Die AG Social Media hatte sich eine reale Annonce angeschaut und unterschiedlichste Ideen entwickelt: Wie kann man beim potenziellen Arbeitgeber überzeugen? Mit unterlegter Musik, Hashtags, Puzzleelementen etc. bauten die Teilnehmer das Grundgerüst eines Videos auf, das als Zusatz zur Bewerbung den Bewerber aus der Masse hervorheben kann.
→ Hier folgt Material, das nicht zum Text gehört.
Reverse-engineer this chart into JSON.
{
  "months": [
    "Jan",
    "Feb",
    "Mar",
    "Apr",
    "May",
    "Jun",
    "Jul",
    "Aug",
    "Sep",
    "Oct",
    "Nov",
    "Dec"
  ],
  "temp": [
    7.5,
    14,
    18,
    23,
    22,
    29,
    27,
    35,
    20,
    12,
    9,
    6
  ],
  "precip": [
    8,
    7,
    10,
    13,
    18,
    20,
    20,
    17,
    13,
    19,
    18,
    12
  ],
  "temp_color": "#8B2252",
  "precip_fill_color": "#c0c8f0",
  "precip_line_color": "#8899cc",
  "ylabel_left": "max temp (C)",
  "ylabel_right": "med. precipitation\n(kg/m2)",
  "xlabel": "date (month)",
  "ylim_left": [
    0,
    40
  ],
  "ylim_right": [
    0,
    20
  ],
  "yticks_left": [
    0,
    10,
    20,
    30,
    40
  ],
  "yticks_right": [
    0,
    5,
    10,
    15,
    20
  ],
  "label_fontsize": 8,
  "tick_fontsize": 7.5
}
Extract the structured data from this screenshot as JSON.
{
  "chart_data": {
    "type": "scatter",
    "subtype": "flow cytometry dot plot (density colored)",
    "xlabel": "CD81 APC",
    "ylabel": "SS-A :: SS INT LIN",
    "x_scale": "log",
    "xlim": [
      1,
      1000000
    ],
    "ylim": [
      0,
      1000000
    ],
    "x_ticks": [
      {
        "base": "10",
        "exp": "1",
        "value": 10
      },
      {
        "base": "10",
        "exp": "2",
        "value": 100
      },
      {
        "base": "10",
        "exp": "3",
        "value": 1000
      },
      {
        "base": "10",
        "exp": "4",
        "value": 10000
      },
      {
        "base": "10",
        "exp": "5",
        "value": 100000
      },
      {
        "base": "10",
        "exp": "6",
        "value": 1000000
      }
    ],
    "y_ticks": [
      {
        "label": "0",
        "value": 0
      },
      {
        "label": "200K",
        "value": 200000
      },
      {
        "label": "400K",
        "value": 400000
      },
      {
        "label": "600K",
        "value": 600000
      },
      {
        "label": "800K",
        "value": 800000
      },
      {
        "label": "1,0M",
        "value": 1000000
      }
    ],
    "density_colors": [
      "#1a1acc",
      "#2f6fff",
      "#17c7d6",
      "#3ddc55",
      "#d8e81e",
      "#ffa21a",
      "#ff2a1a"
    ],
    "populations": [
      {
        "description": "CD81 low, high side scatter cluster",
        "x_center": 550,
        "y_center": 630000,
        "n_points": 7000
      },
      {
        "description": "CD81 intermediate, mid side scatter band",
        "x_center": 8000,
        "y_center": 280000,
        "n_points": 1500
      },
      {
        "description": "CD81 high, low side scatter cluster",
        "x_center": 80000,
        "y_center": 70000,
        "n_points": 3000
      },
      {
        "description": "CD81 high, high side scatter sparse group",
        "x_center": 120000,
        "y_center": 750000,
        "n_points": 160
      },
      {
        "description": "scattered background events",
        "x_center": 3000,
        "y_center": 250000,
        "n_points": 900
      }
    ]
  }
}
Die Sichtbarkeit digitaler Inhalte

Die AG Digital hatte sich verschiedene Kanäle betrachtet. Beim Onlinebuchhandel gebe es zwar viele Möglichkeiten der Präsentation, aber es hapere fast immer am Budget, so die Einschätzung der Teilnehmer. Bei Kooperationspartnern gelte es, so Petra Wendler vom Gmeiner Verlag, eine Win-Win-Situation herzustellen und die inhaltliche Nähe der Produkte klar herauszuarbeiten.

 

Meinungsfreiheit zum Dauerthema – Gestaltung eines Onlineblogs

Eine weitere Arbeitsgruppe beschäftigte sich mit dem Thema Meinungsfreiheit. „Blogs gibt’s wie Sand am Meer – deshalb: Wie kann man klein und kostengünstig anfangen, um das Thema zu lancieren?“, war die Frage, die Stefanie Spiesecke (Mayersche Buchhandlung) formulierte. Die Idee: ein großes Werbeplakat in verschiedenen Städten, zunächst kostengünstig selbstgemalt, mit der Headline „Deine Meinung“: Dort können die Leute etwas drauf schreiben und setzen erst mal mit der leeren Fläche auseinander“. Nach einiger Zeit könnte man Plakate entsprechen drucken und dann Aktionswochen in einzelnen Städten zum Thema Meinungsvielfalt veranstalten, unter anderem mit der Frage „Wie gehen wir mit Zensur um, auch im Buchhandel?“

Dem Leser auf der Spur

Die AG E-Books hatte Jellybooks-Gründer Andrew Rhomberg als Gast eingeladen, der Einblicke gab, wie sein Tool Reader Analytics funktioniert. Werden denn die gekauften Bücher auch gelesen? lautete die Grundfrage, provokanter formuliert: Muss sich ein Verlag eigentlich darum kümmern, ob die Bücher gelesen werden? Verkauft ist verkauft…“ Das Start-up Reader Analytics  verwendet ePub3 (HTML5 + CSS3 +JavaScript) und bezieht den E-Book-Leser ein – „wir brauchen ja die Datenverbindung“, erläuterte Rhomberg. Wenn der Leser auf einen Link/Button drückt, wird eine Datenverbindung hergestellt.  Mit einem Klick werden die gesammelten Daten hochgeladen, sie kommen in einer riesigen URL an. Für Rhomberg zunächst überraschend: Der Klick auf den Button mache den Leuten Spaß, „sie freuen sich, wenn sie am Ende eines Buchs auf die Taste drücken können“. 40.000 haben bislang testgelesen.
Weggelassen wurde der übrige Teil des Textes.